Occhi puntati al cielo: anche se la Luna piena potrebbe rubare la scena, il Sole resta il vero protagonista di questo inizio d’anno

Il Sole torna a far parlare di sé all’inizio del nuovo anno. Secondo una previsione aggiornata dello Space Weather Prediction Center della NOAA, un’espulsione di massa coronale (CME), originata da un flare solare di classe M7, potrebbe raggiungere la Terra in modo più diretto rispetto alle stime iniziali. L’impatto è atteso nelle ore finali del 2 gennaio, con la possibilità di generare una tempesta geomagnetica classe G2 che potrebbe estendersi anche al 3 gennaio. Eventi di questo tipo non sono rari, ma assumono particolare interesse perché possono influenzare sia le tecnologie moderne sia i fenomeni naturali visibili nel cielo, come le aurore polari.

Impatto diretto

Secondo il modello di previsione più recente, la CME lanciata dal Sole avrebbe una traiettoria più centrata verso il nostro pianeta. L’impatto è atteso nelle ore serali del 2 gennaio, con possibili effetti che potrebbero protrarsi anche il giorno successivo.

Le tempeste geomagnetiche classe G2 sono considerate di intensità moderata: raramente causano problemi gravi, ma possono comunque produrre disturbi alle comunicazioni radio, lievi anomalie nei sistemi di navigazione satellitare e variazioni nelle reti elettriche alle alte latitudini.

Aurore boreali: spettacolo possibile, ma con un ostacolo

Uno degli effetti più affascinanti di questi eventi solari è la possibilità di osservare aurore boreali anche a latitudini più basse del normale. Tuttavia, in questo caso c’è un fattore sfavorevole: la Luna piena di gennaio, nota come Luna del Lupo, che illuminerà intensamente il cielo notturno.

La forte luminosità lunare potrebbe ridurre la visibilità delle aurore, rendendo lo spettacolo meno evidente, soprattutto nelle aree già marginali per questo tipo di fenomeni.

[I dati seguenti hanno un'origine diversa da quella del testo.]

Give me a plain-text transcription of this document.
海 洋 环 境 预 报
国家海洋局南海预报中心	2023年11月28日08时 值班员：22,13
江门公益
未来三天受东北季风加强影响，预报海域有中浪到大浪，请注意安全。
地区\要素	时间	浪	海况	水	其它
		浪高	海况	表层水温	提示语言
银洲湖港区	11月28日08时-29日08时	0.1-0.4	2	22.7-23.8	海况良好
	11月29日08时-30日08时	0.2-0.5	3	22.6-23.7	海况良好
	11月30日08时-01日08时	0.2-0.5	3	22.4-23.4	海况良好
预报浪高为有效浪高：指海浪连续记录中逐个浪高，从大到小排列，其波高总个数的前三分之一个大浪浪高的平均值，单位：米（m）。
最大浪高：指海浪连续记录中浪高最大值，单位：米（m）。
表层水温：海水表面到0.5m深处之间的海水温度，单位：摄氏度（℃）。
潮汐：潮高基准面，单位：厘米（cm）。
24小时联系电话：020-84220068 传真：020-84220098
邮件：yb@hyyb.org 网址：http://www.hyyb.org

Cos’è una tempesta geomagnetica

Le tempeste geomagnetiche si verificano quando particelle cariche provenienti dal Sole interagiscono con il campo magnetico terrestre. Eventi come questo sono attentamente monitorati perché rappresentano un indicatore dell’attività solare e del suo potenziale impatto sulla tecnologia moderna.